According to a recent poll commissioned by the Royal College of Physicians (RCP), 55% of the British population feel that their health has been negatively impacted by the rising cost of living,2 with 84% citing increased heating costs, 78% citing the rising cost of food and 46% citing rising transport costs.2
Discussing the results of this poll, Dr Andrew Goddard, president of the RCP, said: “The cost of living crisis has barely begun so the fact that one in two people is already experiencing worsening health should sound alarm bells, especially at a time when our health service is under more pressure than ever before. […] We can’t continue to see health inequality as an issue for health directives to solve. A cross-government approach to tackling the underlying causes of ill health will improve lives, protect the NHS and strengthen the economy.”2
As the cost of living increases, this impacts health in various ways. People in lower income groups are less able to buy good quality, nutritious food, turning instead to lower cost food that can be of a lower quality. As of April 2022, there was an 11.5% increase in ready meal sales, suggesting that in times of financial burden people are turning to cheap and convenient food.3 These pre-prepared meals not only save money, as purchasing raw ingredients can be costly, but also limit preparation costs, as a few minutes in the microwave is much less expensive than powering an oven or hob for long enough to cook a meal. It was also estimated in April 2022 that 7.3 million adults and 2.6 million children were ‘food insecure’, meaning they lacked reliable access to affordable and nutritious food.4 It is clear that the cost of living crisis has led to an increase in food insecurity and a decrease in the quality of food that people are eating, and there is an obvious link between this and poorer health.
Additionally, heating prices have risen exponentially; between January and March 2023 inflation for gas and electricity reached 129.4% and 66.7% respectively,5 with 56% of people reportedly using less fuel in their homes as a result.5 Although this saves money, it was estimated in 2022 that when household temperatures in Britain drop below 18ºC, each one degree drop in temperature corresponds to 3,500 additional deaths.6 A lack of heating can make various underlying conditions worse, such as cardiovascular disease, asthma, respiratory infections and mental health issues, and can also make it more difficult to sleep. It is known that sleep is important for maintaining good health.6
“ The cost of living crisis is indisputably a health crisis too, and as the public calls on the government for assistance, help and advice are available from various charities.”

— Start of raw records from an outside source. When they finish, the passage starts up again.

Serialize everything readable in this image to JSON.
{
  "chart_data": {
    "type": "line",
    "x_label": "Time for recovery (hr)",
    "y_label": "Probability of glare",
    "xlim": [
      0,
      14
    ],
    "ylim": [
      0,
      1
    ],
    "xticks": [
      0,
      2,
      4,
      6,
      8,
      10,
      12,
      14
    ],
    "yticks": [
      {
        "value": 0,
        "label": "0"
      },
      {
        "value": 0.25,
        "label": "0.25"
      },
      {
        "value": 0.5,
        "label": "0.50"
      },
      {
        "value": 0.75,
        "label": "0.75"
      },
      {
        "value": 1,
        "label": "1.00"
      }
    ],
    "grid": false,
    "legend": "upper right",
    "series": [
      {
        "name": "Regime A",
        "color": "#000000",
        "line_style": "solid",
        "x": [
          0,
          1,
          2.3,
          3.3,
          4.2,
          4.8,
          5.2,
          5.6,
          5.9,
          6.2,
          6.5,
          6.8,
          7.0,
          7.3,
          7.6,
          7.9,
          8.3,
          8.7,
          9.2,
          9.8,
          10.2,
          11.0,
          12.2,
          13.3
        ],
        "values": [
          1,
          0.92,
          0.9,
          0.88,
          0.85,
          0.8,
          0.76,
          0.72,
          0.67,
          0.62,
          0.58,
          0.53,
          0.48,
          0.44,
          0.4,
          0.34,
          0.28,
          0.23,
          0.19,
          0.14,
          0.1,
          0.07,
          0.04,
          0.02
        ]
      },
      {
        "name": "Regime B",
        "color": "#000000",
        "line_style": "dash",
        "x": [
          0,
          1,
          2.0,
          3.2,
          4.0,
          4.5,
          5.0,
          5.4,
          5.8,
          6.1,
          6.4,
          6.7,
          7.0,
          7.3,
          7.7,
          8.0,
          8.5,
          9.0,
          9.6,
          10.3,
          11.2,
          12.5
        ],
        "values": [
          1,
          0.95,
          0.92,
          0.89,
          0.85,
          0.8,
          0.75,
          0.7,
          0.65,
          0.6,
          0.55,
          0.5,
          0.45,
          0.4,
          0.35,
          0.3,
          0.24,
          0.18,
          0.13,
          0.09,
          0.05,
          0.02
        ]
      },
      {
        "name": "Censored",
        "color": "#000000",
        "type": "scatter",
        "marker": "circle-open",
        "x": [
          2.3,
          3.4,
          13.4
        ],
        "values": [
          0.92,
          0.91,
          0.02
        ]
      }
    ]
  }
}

AgeUK suggests batch cooking food to conserve energy rather than turning to less nutritious convenience food; having showers instead of baths and lighting only the room that is in use.7 In addition, in winter, keep windows and doors shut, wear layers and keep moving to help reduce energy consumption.7
As well as these direct health impacts, the cost of living crisis is placing further strain on the already over-stretched NHS, with growing numbers of hospital admissions and appointments for those with health problems triggered by the increased cost of living.7 The junior doctors and nurses strikes have also had an effect on the NHS’s ability to cope with this rise in patient numbers.
Commenting on the cost of living crisis, Julian Tang, a clinical virologist at the University of Leicester, UK, said it “will culminate in higher admissions to the NHS for the exacerbation of these chronic conditions due to the cold, inability to heat their homes and inability to eat enough – with possible malnutrition, particularly in children, as people have to buy cheaper and less healthy foods due to rising food bills – and the additional burden of returning seasonal respiratory virus infections”.8
The cost of living crisis is indisputably a health crisis too, and as the public calls on the government for assistance, help and advice are available from various charities.